Post-New-Order Indonesia, however, had produced a culturally philistine capitalist ruling class based on nepotism, corruption, cronyism and political repression, a bourgeoisie that had no interest in liberal-democratic ideas. The only social forces that did have an interest in struggling for them and might be convinced to do so were the poor masses of workers and peasants whom Wahid was so afraid to mobilise.
With no social forces as allies to defend him against a ruling class whose fundamental ideas, at least in politics, he challenged, Wahid was forced to rely on trickier and trickier manoeuvres within elite circles. In the 1997 elections, this even led him to act as virtual campaign manager for Suharto’s daughter, Tutut, as he tried some kind of “change from within” manoeuvre.

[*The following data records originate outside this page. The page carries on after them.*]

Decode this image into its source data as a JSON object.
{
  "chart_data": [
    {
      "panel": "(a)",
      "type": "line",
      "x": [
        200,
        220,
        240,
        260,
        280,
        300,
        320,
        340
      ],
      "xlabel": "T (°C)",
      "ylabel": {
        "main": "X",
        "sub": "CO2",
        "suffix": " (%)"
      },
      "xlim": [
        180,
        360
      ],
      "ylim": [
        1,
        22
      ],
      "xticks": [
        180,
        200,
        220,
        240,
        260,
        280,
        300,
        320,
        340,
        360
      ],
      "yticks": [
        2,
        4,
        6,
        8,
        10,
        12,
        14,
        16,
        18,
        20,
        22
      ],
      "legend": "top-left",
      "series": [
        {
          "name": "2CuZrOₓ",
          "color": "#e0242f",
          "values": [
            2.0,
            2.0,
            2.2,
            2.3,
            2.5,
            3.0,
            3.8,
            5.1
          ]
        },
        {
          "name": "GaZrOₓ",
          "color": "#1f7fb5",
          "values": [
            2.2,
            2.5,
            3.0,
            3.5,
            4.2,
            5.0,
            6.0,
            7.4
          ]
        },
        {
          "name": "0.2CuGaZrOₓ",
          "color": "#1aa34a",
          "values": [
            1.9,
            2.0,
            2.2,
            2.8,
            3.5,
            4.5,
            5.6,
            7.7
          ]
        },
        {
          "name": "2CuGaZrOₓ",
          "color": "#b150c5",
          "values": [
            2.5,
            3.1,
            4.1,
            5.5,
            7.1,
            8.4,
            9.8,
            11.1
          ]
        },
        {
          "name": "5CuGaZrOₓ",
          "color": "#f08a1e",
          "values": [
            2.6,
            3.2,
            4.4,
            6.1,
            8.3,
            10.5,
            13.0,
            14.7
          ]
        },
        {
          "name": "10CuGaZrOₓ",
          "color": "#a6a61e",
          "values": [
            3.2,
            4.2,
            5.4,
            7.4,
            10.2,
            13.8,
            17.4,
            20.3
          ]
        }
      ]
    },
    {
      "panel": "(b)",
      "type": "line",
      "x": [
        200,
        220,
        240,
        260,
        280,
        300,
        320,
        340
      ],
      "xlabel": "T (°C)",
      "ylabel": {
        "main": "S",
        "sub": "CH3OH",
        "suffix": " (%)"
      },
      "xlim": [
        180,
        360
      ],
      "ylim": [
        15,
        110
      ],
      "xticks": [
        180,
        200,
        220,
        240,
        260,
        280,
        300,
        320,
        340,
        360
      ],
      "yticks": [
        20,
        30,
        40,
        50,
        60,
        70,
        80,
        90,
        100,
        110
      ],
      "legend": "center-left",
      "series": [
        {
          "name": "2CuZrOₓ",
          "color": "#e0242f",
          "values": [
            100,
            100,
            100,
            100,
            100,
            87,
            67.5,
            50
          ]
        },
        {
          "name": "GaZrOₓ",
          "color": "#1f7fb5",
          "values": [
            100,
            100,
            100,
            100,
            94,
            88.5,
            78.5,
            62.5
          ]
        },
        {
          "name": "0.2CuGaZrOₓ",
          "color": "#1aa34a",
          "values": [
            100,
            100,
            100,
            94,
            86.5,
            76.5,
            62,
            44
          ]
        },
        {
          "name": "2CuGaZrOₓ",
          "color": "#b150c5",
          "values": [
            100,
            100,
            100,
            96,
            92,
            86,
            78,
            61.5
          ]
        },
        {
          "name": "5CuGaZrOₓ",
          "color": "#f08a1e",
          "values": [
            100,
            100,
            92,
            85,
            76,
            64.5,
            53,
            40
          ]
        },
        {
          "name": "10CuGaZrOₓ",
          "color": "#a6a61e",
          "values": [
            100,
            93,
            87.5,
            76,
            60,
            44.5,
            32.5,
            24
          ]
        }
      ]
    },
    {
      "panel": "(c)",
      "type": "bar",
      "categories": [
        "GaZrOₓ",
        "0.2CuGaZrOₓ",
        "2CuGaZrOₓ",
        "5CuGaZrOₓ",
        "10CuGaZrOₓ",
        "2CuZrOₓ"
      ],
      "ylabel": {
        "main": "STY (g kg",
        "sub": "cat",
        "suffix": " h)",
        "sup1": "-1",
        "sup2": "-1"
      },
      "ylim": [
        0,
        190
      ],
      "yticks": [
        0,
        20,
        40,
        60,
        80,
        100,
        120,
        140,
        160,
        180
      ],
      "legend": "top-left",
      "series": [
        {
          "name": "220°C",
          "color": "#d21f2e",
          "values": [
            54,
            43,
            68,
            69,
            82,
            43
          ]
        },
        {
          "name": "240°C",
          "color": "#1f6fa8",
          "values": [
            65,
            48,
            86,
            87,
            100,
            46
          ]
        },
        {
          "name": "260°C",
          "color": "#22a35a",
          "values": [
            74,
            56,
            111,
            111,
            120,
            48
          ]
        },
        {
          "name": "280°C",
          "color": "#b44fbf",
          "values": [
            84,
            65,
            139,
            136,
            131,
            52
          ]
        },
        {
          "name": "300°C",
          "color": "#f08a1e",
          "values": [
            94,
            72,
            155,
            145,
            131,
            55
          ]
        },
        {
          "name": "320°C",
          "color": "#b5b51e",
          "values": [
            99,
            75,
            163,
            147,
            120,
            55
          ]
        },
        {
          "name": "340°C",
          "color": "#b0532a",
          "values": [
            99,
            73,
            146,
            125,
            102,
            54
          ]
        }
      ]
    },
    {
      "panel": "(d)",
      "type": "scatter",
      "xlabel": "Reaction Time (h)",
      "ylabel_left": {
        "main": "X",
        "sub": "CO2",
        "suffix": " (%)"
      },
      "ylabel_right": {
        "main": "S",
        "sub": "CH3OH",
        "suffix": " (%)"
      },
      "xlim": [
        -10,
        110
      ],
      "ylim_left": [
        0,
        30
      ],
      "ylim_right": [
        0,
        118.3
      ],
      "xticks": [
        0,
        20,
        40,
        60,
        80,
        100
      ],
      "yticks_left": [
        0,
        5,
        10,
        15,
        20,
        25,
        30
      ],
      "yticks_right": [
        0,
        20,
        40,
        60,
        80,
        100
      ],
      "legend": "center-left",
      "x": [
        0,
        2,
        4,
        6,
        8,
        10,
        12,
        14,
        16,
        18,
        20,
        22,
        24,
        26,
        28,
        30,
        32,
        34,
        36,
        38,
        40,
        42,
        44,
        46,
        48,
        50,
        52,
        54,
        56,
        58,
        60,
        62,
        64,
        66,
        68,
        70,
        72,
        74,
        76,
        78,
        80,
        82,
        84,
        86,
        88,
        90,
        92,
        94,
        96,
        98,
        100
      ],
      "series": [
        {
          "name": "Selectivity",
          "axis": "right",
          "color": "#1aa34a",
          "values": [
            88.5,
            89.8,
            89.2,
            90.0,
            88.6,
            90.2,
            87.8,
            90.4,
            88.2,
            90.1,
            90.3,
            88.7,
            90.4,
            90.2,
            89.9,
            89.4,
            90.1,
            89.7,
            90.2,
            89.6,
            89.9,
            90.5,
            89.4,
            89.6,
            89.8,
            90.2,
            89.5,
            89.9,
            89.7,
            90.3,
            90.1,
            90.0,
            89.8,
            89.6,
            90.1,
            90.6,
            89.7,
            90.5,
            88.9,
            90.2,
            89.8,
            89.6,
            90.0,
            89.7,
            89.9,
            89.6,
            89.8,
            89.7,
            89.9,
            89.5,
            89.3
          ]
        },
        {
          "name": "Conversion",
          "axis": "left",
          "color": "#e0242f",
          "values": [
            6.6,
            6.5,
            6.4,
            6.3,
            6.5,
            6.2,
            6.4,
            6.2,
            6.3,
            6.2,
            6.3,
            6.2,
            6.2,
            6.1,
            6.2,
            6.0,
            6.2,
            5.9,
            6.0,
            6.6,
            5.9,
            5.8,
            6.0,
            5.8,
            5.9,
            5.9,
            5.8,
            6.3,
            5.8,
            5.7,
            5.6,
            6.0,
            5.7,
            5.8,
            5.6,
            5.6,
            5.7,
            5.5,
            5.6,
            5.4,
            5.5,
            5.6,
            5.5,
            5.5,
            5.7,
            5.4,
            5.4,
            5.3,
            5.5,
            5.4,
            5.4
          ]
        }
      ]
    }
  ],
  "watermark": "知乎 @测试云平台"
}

Unable or unwilling to try seriously to mobilise mass support for his policies, he failed in implementing most of them. There was no referendum in Aceh; in fact military operations in Aceh intensified during his presidency. The Papuan flag stopped flying in West Papua. The ban on Marxism-Leninism was not lifted — and book bannings continue today. His appointments to the army and police were short-lived. There are more Islamic regulations in place now than ever before.
Despite the unpredictability of his ongoing manoeuvres, Wahid remained consistent in the political values he defended after he was dislodged from the presidency. He accepted an invitation to be keynote speaker at the press launch of the first Indonesian language translation of Karl Marx’s Capital, published by the Hasta Mitra publishing house, run by a former political prisoner, Joesoef Isak. He accepted a keynote speaker invitation when the newspaper of the left-wing People’s Democratic Party was relaunched in 2002. He criticised acts of discrimination against religious minorities, often contradicting directly majority opinion among the Islamic religious elite. He publicly defended the rights of gay men, lesbians and transgender people.
While Wahid failed in turning any of the ideas he espoused into reality, his consistency in advocating liberal-democratic values was a definite contribution to the advance of the pro-democratic movement (just as his reluctance to call for popular mobilisations was a block to the same movement). Without the presence of Wahid and his consistent advocacy of those values, there would have been less political space and more obstacles in the way of the younger activists trying to find a progressive way forward. It is no accident that many youth won to more radical politics have come from a Nahdatul Ulama family background, as Wahid also encouraged a critical outlook among the youth of the organisation he headed for more than two decades.
The contradiction Wahid embodied represents a fundamental contradiction of Indonesian politics today. In a society of 230 million people, where an intellectually philistine bourgeoisie is the creation of a 33-year parasitic, nepotistic dictatorship and where the overwhelming majority are poverty-stricken and deprived of access to even a minimally dignified quality of life, it is impossible to be an effective liberal democrat without going beyond liberal democracy, to a participatory, democracy of the mobilised working people that opens the road to socialism.